May 17 (Bloomberg) -- Man Group Plc, the biggest publicly traded hedge fund firm, agreed to buy GLG Partners Inc. for $1.6 billion to reduce its reliance on a single trading program and expand its range of funds.
GLG’s shareholders will receive $4.50 in cash for each share, 55 percent more than the firm’s closing price on May 14, Man Group said in a statement today. GLG executives will get Man Group shares worth $4.25 each that they must hold for at least two years. Co-founder Pierre Lagrange and two other executives will get as much as $335 million in stock, company filings show.
The London-based firm has been criticized by analysts for its dependence on Man AHL Diversified Plc, an investment program that accounts for half of its assets. AHL posted its first annual loss in 2009. Man Group has said it wants to diversify by adding discretionary funds to AHL, which uses computer algorithms to make investment decisions.
“The deal is incredibly complementary,” said Steve Keeling, an analyst at Singer Capital Markets Ltd. in London, which has a “buy” rating on Man Group. “Man had a very simple choice: they either went quant completely or they moved to a more balanced model.”
The combined firm will oversee about $63 billion in assets. The acquisition of London-based GLG will give Man so-called long-short funds, which bet on rising and falling stock prices, Chief Executive Officer Peter Clarke told journalists today. GLG also operates convertible arbitrage funds, emerging market funds and long-only mutual funds.
Man Group fell as much as 9.7 percent in London trading, the most in 14 months, and was down 7.8 percent at 204.2 pence at 1:25 p.m. The shares have fallen 34 percent since the start of the year.
GLG was founded in 1995 as a division of Lehman Brothers Holdings Inc. and went public in 2007 through a reverse merger. Emmanuel Roman and Noam Gottesman, GLG’s co-chief executive officers, will receive $79 million and $5.6 million in stock from the sale. Lagrange will get about $250 million in shares.
Man is buying GLG as a European Union Parliamentary committee prepares to approve a proposal today that would force hedge funds outside the EU to agree to transparency standards in exchange for a so-called passport to market themselves to investors in the 27-nation bloc.

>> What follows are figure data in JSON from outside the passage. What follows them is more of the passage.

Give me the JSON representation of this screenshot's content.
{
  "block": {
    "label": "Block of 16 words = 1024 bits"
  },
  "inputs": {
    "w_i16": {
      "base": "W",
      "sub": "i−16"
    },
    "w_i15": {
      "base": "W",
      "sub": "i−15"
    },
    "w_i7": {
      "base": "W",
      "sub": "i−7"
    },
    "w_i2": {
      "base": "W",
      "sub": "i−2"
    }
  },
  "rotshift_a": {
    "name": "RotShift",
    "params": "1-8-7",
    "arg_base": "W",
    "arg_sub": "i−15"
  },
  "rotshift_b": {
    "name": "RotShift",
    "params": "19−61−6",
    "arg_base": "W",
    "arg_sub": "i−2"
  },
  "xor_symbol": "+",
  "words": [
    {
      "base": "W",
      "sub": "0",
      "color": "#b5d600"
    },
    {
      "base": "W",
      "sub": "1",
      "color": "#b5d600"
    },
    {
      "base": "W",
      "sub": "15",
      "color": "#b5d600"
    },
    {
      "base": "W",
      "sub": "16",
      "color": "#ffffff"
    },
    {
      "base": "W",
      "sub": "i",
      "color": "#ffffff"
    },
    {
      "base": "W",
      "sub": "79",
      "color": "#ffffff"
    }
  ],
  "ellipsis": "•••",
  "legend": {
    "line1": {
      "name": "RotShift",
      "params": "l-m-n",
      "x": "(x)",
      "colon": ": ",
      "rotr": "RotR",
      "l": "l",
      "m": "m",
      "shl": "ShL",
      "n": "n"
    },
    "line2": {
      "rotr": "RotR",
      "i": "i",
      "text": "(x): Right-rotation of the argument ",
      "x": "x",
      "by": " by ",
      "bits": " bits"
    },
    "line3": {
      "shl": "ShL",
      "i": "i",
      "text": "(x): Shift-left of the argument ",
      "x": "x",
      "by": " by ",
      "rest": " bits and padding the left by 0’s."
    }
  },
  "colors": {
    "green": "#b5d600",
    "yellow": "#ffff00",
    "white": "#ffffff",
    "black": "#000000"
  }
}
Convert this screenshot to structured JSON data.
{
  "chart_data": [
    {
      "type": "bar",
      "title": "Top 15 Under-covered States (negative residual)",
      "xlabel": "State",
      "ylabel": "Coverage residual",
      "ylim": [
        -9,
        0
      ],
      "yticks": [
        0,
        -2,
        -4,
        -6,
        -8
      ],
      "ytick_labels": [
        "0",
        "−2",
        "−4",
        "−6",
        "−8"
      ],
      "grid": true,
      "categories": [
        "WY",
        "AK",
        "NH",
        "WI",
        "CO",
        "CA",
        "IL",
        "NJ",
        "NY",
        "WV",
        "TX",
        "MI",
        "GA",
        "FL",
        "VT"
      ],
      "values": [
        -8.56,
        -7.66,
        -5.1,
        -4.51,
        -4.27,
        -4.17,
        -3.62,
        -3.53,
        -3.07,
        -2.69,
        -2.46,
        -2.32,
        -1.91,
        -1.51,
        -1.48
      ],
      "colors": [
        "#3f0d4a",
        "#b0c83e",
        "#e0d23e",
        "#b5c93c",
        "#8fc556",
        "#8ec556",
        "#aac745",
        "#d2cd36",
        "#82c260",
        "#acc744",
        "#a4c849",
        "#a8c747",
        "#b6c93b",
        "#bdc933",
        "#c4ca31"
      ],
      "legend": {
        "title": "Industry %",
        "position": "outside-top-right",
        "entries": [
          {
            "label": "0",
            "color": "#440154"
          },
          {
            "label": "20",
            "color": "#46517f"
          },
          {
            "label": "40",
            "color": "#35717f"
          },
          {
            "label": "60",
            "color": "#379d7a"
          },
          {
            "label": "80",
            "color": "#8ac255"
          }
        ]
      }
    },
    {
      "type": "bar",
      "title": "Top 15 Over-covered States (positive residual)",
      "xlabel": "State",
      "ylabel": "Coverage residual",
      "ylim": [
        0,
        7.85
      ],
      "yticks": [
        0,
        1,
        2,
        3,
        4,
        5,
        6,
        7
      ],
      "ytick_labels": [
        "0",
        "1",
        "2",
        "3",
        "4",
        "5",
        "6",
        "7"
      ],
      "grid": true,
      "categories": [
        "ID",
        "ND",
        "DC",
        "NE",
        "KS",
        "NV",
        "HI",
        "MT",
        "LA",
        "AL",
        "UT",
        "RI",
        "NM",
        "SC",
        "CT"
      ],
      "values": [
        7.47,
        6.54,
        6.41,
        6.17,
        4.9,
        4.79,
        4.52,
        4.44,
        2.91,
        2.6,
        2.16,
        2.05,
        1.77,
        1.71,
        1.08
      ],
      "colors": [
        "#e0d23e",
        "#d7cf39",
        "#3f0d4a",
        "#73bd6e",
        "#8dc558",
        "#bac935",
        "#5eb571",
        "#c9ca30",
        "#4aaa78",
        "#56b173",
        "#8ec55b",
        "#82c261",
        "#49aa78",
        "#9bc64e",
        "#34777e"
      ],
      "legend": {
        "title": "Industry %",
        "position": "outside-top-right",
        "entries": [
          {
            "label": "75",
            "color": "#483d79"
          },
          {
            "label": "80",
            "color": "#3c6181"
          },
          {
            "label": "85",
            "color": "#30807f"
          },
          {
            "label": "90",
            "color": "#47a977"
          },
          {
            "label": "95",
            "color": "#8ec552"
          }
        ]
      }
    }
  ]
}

The transaction leaves the combined firm better able to cope with those increased regulatory requirements, Clarke said at a presentation to analysts and investors today. Man Group operates its fund of hedge funds business mostly from Pfaeffikon, Switzerland, and Chicago, while most of GLG’s managers are based in London.
‘Barriers to Entry’
“All the things they are doing are raising the barriers to entry,” Clarke said. “It gives us a very significant London-based asset management capability, moving a center of gravity into the EU is helpful.”
Reversals in fixed-income, currency and metals markets made 2009 the worst year since l987 for funds similar to Man Group’s AHL, according to Fairfield, Iowa-based BarclayHedge, which has tracked so-called trend-following funds for 25 years. Man AHL Diversified dropped 17 percent in 2009 and is little-changed this year, according to data compiled by Bloomberg. AHL’s performance wasn’t a factor in deciding to buy GLG, Clarke said today.
“Not one jot,” Clarke said when asked by journalists a conference call today. “Our investors have been asking for a broader partner, we’re very happy with AHL’s performance, this isn’t a reaction.”
Man Group was advised by Perella Weinberg Partners LP with Bank of America Corp. and Credit Suisse Group AG.